Vers une taxe sur les sodas ?
Deux chercheurs américains viennent de jeter un pavé dans la mare en publiant un article dans le New-England Journal of Medicine incitant les pouvoirs publics à envisager une taxe sur les sodas et les boissons sucrées.
L’épidémie d’obésité touchant les jeunes nécessite à présent probablement l’intervention des pouvoirs publics. C’est ainsi que Brownell et Frieden ont ouvert le débat sur la nécessité de mettre en place une taxe sur la nourriture “à risque”. Nous savons que la consommation excessive de certains aliments augmente la mortalité. Une taxe supplémentaire constituerait-elle une solution pour endiguer l’épidémie ?
Les enfants consomment aujourd’hui davantage de sodas que de lait. En 10 ans, la quantité de calories provenant des boissons a explosé de 30% pour constituer à elles seules 10 à 15% des calories totales apportées par l’alimentation des enfants et des adolescents …

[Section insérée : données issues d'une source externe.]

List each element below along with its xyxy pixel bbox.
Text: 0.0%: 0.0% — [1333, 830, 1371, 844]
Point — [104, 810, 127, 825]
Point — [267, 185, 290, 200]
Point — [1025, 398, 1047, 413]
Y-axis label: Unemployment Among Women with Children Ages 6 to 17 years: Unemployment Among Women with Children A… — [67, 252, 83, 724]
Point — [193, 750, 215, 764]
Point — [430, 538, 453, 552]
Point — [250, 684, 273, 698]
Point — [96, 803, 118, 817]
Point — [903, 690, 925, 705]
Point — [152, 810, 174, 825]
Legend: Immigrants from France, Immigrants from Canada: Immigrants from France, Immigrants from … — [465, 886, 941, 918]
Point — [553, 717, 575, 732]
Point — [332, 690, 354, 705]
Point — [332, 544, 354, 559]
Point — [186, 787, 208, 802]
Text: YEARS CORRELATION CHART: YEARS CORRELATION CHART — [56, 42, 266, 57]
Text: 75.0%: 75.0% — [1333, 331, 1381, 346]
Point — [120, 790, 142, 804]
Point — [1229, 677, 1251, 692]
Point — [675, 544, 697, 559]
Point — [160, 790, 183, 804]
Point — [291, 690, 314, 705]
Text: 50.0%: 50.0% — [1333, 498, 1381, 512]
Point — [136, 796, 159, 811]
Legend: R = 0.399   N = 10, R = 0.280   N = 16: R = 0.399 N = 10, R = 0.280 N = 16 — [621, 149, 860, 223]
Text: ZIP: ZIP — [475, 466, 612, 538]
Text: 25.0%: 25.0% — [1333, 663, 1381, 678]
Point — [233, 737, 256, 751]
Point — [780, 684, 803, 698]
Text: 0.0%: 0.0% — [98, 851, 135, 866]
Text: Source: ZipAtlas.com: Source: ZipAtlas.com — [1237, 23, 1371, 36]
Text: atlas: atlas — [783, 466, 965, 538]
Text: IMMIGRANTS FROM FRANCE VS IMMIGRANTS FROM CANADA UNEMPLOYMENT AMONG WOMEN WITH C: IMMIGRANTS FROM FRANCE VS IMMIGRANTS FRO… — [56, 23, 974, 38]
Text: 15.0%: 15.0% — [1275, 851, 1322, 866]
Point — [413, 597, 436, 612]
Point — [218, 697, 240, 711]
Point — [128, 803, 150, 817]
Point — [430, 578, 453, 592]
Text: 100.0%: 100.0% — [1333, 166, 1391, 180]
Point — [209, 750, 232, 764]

Pour chaque canette ou verre de soda de plus consommé par jour, le risque qu’un enfant devienne obèse augmente de 60% !
L’histoire a montré que les taxes sur le tabac ont eu en partie l’effet escompté en termes de santé publique. Selon les auteurs, une augmentation de 10% du prix des cigarettes diminue de 7,8% leur consommation.
Une autre étude a même montré qu’une augmentation du prix du Coca Cola de 12% diminuait les ventes de 14,6% !
Les auteurs sont globalement pessimistes sur le rôle de la “simple” éducation alimentaire et croient davantage à un modèle de taxation des boissons “à risque”.
A l’instar de ce qui a pu être pratiqué sur l’essence, les cigarettes, ou même les supports numériques, l’idée d’une taxe supplémentaire pour éduquer la population ne manquera probablement pas de séduire nos gouvernements. Les données chiffrées présentées par Brownell et Frieden laisse penser que de telles mesures ont une certaine efficacité.
J’avoue pour ma part être davantage sensible à des démarches positives. La prévention et l’éducation alimentaire ne devraient-elles pas faire partie intégrante des programmes scolaires, dès la plus petite enfance ? Une telle démarche ne s’appréhende que sur le long terme, échéancier malheureusement souvent incompatible avec des mesures politiques.
Si des taxes sur la mal-bouffe venaient à voir le jour, aurait-on la garantie que l’argent récolté soit intégralement reversé dans des programmes d’éducation alimentaire ? On est en droit de rêver…
Source
Ounces of Prevention — The Public Policy Case for Taxes on Sugared Beverages,
Brownell KD, Frieden TR
N Engl J Med April 8, 2009 (DOI: 10.1056/NEJMp0902392), in Print April 30, 2009
Changes in beverage intake between 1977 and 2001.
Nielsen SJ, Popkin BM.
Am J Prev Med. 2004 Oct;27(3):205-10. Erratum in: Am J Prev Med. 2005 May;28(4):413.
Relation between consumption of sugar-sweetened drinks and childhood obesity: a prospective, observational analysis.
Ludwig DS, Peterson KE, Gortmaker SL.
Lancet. 2001 Feb 17;357(9255):505-8.
Elasticity: big price increases cause Coke volume to plummet. Beverage Digest. November 21, 2008:3-4.